Sunday, June 23, 2013

JOEY AYALA’S SOCIAL ARTISTRY (Second of four parts) (June 10, 2013)

Joey Ayala (right) with his mom, poet Tita Lacambra Ayala, whose book Tala Mundi won in the last National Book Awards for Poetry in English

Vim Nadera: Did your artist parents encourage to love art?
Joey Ayala: Not really. They just let me be, and left things lying around (typewriter, paper, things to read), and did nothing to prevent my explorations. I think this was a fine, non-invasive sort of natural encouragement.

VN: Why did you take up Economics in college?
JA: Upon my father's advice. I wanted to do Music but there was no such course in Ateneo de Davao in the 70s. He said I was already a writer and already a musician so I didn't have to study those. He asked "what was your lowest grade in high school?" and that happened to be Economics. "So, study that!" he said.

VN: How did that influence your music?
JA: I think it was more my thinking and lyric-writing rather than the music per se that was influenced.

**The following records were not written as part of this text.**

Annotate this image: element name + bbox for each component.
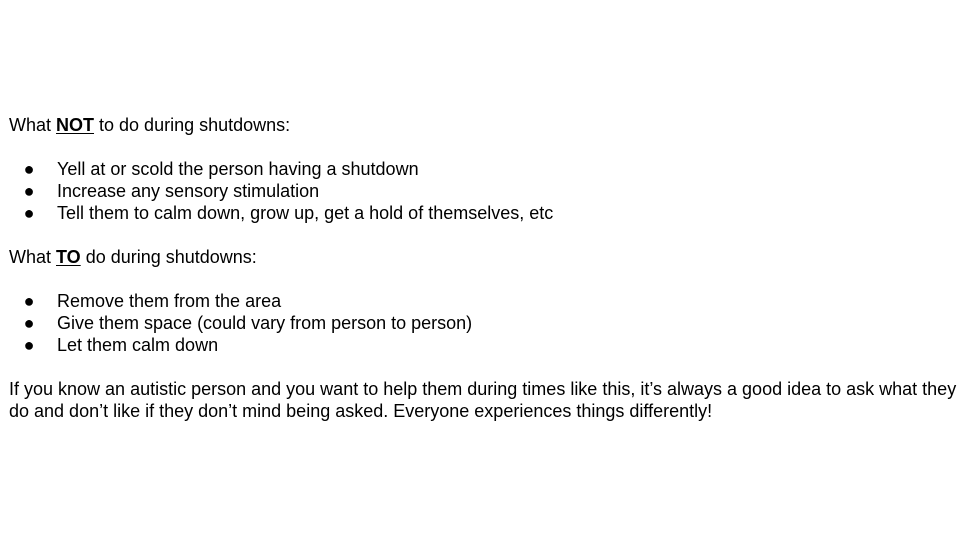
heading-not-suffix: to do during shutdowns: xyxy=(94,115,291,135)
list-item xyxy=(9,180,957,202)
closing-paragraph: If you know an autistic person and you want to help them during times like this, it’s always a good idea to ask what they do and don’t like if they don’t mind being asked. Everyone experiences things differently! xyxy=(9,379,957,421)
bullet-icon: ● xyxy=(23,313,35,333)
heading-to-prefix: What xyxy=(9,247,57,267)
not-to-do-list xyxy=(9,158,957,224)
list-item xyxy=(9,334,957,356)
list-item-text: Tell them to calm down, grow up, get a hold of themselves, etc xyxy=(57,203,554,223)
heading-what-to-do xyxy=(9,246,957,268)
heading-what-not-to-do xyxy=(9,114,957,136)
slide-text-body xyxy=(9,114,957,422)
bullet-icon: ● xyxy=(23,335,35,355)
list-item-text: Give them space (could vary from person to person) xyxy=(57,313,473,333)
list-item-text: Increase any sensory stimulation xyxy=(57,181,320,201)
list-item xyxy=(9,290,957,312)
spacer xyxy=(9,268,957,290)
bullet-icon: ● xyxy=(23,203,35,223)
bullet-icon: ● xyxy=(23,159,35,179)
to-do-list xyxy=(9,290,957,356)
list-item-text: Yell at or scold the person having a shutdown xyxy=(57,159,419,179)
spacer xyxy=(9,356,957,378)
list-item xyxy=(9,312,957,334)
bullet-icon: ● xyxy=(23,181,35,201)
spacer xyxy=(9,136,957,158)
spacer xyxy=(9,224,957,246)
list-item-text: Remove them from the area xyxy=(57,291,282,311)
heading-to-suffix: do during shutdowns: xyxy=(80,247,257,267)
bullet-icon: ● xyxy=(23,291,35,311)
list-item xyxy=(9,158,957,180)
heading-not-prefix: What xyxy=(9,115,57,135)
list-item xyxy=(9,202,957,224)
list-item-text: Let them calm down xyxy=(57,335,219,355)
heading-not-emphasis: NOT xyxy=(56,115,95,135)
heading-to-emphasis: TO xyxy=(56,247,81,267)
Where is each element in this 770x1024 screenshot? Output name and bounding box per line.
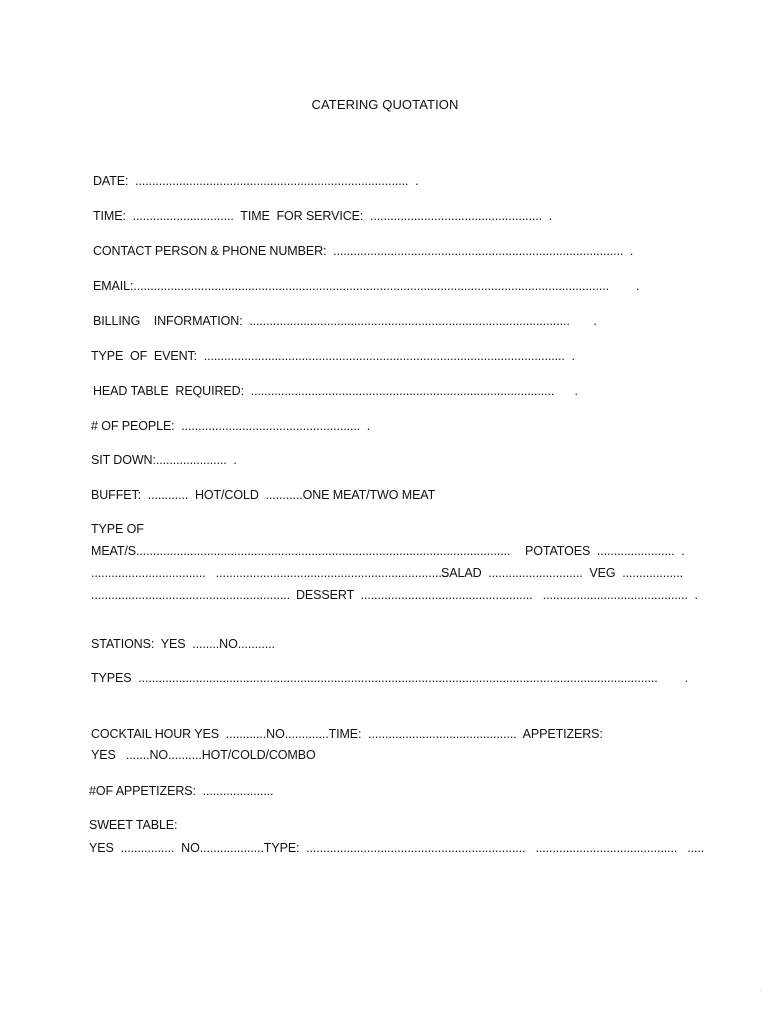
type-of-label: TYPE OF [91,522,144,536]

I became more aware of systems, how parts of them interact, how their limits and sensitivities to everything.

VN: How did the “Joey Ayala Sound” evolve?
JA: The wide range of music I was exposed to in childhood PLUS exposure to real live Mindanao musicians during college days = the Joey Ayala sound.

VN: How did the environment in general, or ethnolinguistic groups, get into your system?
JA: “Environment” was always there. As a child I played in it. I spent hours up in trees. Hours playing with insects. This was my playground. So when I started writing songs my attention was quite naturally “nature”. Ethnolinguistic groups – when I first met and listened to Mindanao musicians (agong, kubing, hegalong, kulintang, etc.) my thinking was “how come we know so much foreign music and practically nothing about living virtuosi in our own country?” I felt this overwhelming desire to change this situation.

VN: Now that you are based in Metro Manila, did you notice the change in your music? Or is it unconscious?
JA: My move to Manila was like leaving the production place (Davao) and camping out in the marketplace where what was produced was now to be sold. In 1991 I thought I would stay in Manila only two years. Turns out cash flow is not easy to leave behind. How has this affected my songwriting? I spend more energy attending to performing than when I was in Davao. I’ve written a lot less here in Manila where there is more external and psychological noise. I’ve also learned to write upon the request of clients. In Davao the motivation was always internal.

VN: What is Organik Muzik?
JA: I became the chairperson of the National Commission for Culture and the Arts’ music committee in 2008. Organik Muzik was the title of our committee’s contribution to the annual celebration of National Arts Month (Ani ng Sining).

The general idea was to feature musical tradition and fusion “organic music” – on the same stage. You were part of the Manila leg of the first Organik Muzik. If you remember, one of the main sections was the Balagtasan meets Rap – with you as Lakandiwa as well as the mambabalagtas Teo Antonio and Mike Coroza in a poetic joust against Shielbert Manuel and other Tribu rappers from Tondo!